Moving forward a few centuries, the pocket handkerchief began to have a more practical purpose, and it became something not only for the highest elites in society when it started appearing in ancient Greece. The world at this time was an unsanitary place, and white linen pocket squares were dipped into sweet-smelling oils and perfumes, to protect the wearer from the stench of the streets, and their belief that diseases were carried in ‘bad vapors’.  
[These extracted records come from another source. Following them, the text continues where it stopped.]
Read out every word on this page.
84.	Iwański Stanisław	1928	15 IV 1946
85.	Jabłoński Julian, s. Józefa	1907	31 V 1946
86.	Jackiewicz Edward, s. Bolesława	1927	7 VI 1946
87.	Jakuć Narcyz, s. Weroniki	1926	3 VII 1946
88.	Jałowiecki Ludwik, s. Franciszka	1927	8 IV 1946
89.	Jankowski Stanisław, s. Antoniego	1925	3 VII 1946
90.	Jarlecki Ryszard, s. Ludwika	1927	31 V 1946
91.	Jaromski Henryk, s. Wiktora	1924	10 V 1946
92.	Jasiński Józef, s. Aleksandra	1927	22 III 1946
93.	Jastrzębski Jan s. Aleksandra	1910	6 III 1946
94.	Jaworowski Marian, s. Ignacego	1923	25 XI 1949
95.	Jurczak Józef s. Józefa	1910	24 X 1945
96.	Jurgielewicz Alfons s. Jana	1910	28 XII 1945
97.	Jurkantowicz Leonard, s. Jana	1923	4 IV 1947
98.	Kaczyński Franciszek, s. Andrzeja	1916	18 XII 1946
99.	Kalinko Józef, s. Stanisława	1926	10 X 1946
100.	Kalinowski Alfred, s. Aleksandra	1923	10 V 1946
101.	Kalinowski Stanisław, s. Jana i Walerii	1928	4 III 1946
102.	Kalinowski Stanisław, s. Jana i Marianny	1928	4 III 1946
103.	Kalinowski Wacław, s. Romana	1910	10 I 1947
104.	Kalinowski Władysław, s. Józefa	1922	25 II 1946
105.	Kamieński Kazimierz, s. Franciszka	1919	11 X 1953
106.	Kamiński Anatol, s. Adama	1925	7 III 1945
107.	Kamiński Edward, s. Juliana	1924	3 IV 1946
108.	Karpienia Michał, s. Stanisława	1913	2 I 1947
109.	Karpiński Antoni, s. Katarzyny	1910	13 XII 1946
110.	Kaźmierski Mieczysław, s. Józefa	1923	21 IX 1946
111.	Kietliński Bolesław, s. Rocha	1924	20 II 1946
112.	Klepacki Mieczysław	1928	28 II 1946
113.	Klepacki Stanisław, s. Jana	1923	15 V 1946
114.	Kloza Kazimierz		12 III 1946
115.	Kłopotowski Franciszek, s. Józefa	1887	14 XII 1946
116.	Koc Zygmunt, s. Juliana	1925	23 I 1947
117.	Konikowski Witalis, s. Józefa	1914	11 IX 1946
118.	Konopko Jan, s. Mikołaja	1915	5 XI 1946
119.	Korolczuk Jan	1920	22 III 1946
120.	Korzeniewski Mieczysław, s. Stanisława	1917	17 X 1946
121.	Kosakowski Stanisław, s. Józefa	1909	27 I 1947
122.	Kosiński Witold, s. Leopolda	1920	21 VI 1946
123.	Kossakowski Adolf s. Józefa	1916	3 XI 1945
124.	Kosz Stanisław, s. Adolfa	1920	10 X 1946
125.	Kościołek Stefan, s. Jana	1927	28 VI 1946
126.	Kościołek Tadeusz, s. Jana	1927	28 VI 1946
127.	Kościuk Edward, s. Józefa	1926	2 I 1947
The Romans were perhaps even more fashion-conscious than the Egyptians, and their technological advances introduced new dyeing and embroidering techniques, which saw enormous leaps take place within the field of tailoring. Decoration and decadence was de rigeur for Roman landowners, and high quality pocket squares of various fabrics were another addition to their arsenal of accessories. The first truly iconic use of the pocket handkerchief arose during the heights of the first Roman empire, as a symbol of the barbarism of the gladiatorial games. In The Coliseum of Rome, the Emperor dropping his pure white handkerchief to the floor would signify the start of the games, and the crowds would watch in silence as it fluttered to the ground, before erupting in cheers and applause.  

Handkerchiefs of The Middle Ages

As the centuries moved forward, weaving techniques became more sophisticated, and the textiles industry began to truly take off in Europe. Artisan weavers and tailors were to be found in all the major cities which were beginning to be established around 1000 AD, and the great power of the time - the Catholic church - used items like handkerchiefs as part of their ceremonial costume.  

The pocket handkerchief as a fashion accessory began to resurface during this turbulent time, too, as silk began to make its way into European markets, having been imported from the exotic east. Indeed, several of the crowned heads of Europe during the 13th and 14th centuries were said to be wearers of pocket handkerchiefs, most notably King Richard II of England. The influence royalty had on the fashion choices of their subjects was profound - almost everything the king at this time did was copied or mimicked by his court and the gentry, so we can imagine that pocket handkerchiefs were worn by more than just himself during this time.  

A Royal Touch 

After the 14th century, the pocket handkerchief became a fairly major fashion accessory all across Europe. Fine fabrics such as silk were more common than ever before, as were new dyes and embroidering techniques, giving people the chance to once again show off their fashion sense and personal wealth through their choice of accessories. By the 16th century, the Italians had mastered the art of the decorative silk pocket square. Catherine de Medici - a highly influential women when it came to fashion and culture - kick-started a massive trend in both men and women by bringing her favorite handkerchiefs with her to France, along with truly stunning examples for her courtiers, and to give as gifts to ambassadors and envoys.

Before long, the Tudor kings and queens of England were sporting increasingly elaborate pocket squares, and it became almost a tradition of sorts to present royalty with a specially made handkerchief as a token of esteem and loyalty.

According to popular legend, Marie Antoinette was a great fan of pocket handkerchiefs (the French resurrected the trend in Ancient Greece of perfuming their silk pocket squares), but took exception to the fact that they came in all shapes and sizes. They say she demanded that her husband, Louis XVI, pass a decree to ensure that from then on, all pocket squares should be of a standard size and shape - a 16” x 16” square. This continues to be one of the common standards today, but whether or not that particularly notorious queen of France had anything to do with it, is yet to be confirmed.